1. Eternity (“aionios”). It means “of God’s Age.”

Eternity is not timeless; it contains all time. And eternity is not time without end; it’s all of time filled with the End, who is also the Beginning. Everything old is constantly new, and so it’s logically impossible to get bored in heaven.

We will have time, but time will no longer have us.

I have a friend who long ago lost five babies in the most tragic of ways, and deeply mourned the fact that she was not able to raise them. But Jesus would appear to her in visions holding her children. Once she asked Jesus, “Why are all my children still young?” She heard him answer, “They’re waiting for you to raise them.”

2. Reality. When Jesus rose from the dead, he walked through walls, not because he was an illusion and the walls were real, but because he is real, and all our walls are just a vain illusion.

3. Familiarity. “Whoever loses his psyche, for my sake, will find it,” said Jesus It’s your psyche (soul, life, relationships, hopes, and dreams) that you lose, and your psyche—not another’s—that you find. That’s Heaven, your heaven.

4. Communion. I suspect that I will not only live my life but Christ’s life. And he will live my life. And we will all rejoice in living each other’s lives. It’s what we do every time we share a story at a party. We will be many persons and one substance called love. “Father, make them one, even as we are one,” prayed Jesus.

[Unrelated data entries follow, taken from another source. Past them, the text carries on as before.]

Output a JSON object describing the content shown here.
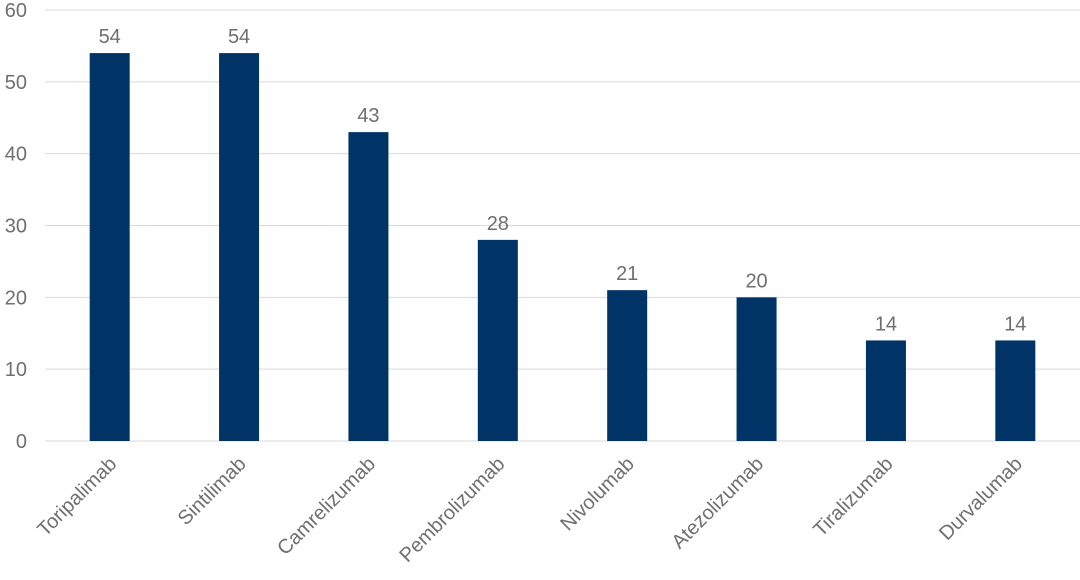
{
  "chart_data": {
    "type": "bar",
    "categories": [
      "Toripalimab",
      "Sintilimab",
      "Camrelizumab",
      "Pembrolizumab",
      "Nivolumab",
      "Atezolizumab",
      "Tiralizumab",
      "Durvalumab"
    ],
    "values": [
      54,
      54,
      43,
      28,
      21,
      20,
      14,
      14
    ],
    "data_labels": [
      "54",
      "54",
      "43",
      "28",
      "21",
      "20",
      "14",
      "14"
    ],
    "title": "",
    "xlabel": "",
    "ylabel": "",
    "ylim": [
      0,
      60
    ],
    "yticks": [
      0,
      10,
      20,
      30,
      40,
      50,
      60
    ],
    "ytick_labels": [
      "0",
      "10",
      "20",
      "30",
      "40",
      "50",
      "60"
    ],
    "grid": "horizontal",
    "legend": "none",
    "colors": {
      "bar": "#003366",
      "text": "#6f6f6f",
      "grid": "#d9d9d9"
    }
  }
}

It’s all rather thrilling, until I think of my mom “sharing” my heaven—my honeymoon… I trust that God will work it out, and perhaps I won’t experience “shame” just the same as I do now.

5. Shame surrendered to Grace. There’s no “giving or taking in marriage,” yet we’ll all be married to Jesus. And no one will want a divorce. The prophets prophesy that shame will be turned into praise.

6. The Infinite Game. “The wolf will lie down with the lamb.” Life is not “the survival of the fittest”—that’s the finite game; that’s death. Life is the “sacrifice of the fittest”—that’s the infinite game, the Great Dance, Eternal Life. The humble are continually exalted, as the exalted are continually humbled and all are constantly, ecstatically, happy.

7. Absolute Freedom. To imagine that you can make yourself God is evil. But what if God imagined that he could make you himself… somehow—like his own body, his own son or daughter, his image?
What if he were to reign and rule over all reality from a throne in the depths of your soul?
What if he invited you to sit there and reign with him?
Would that be boring?

And why does it matter?
Well, because you’re “knock, knock, knocking on heaven’s door.” When it opens, if you don’t like what’s on the other side, the only place to run and hide is hell.

You can’t remain in hell forever without end, but why go there at all? When you hope in Heaven now, the Kingdom of Heaven is at hand, for the King is at hand, and he’s not boring.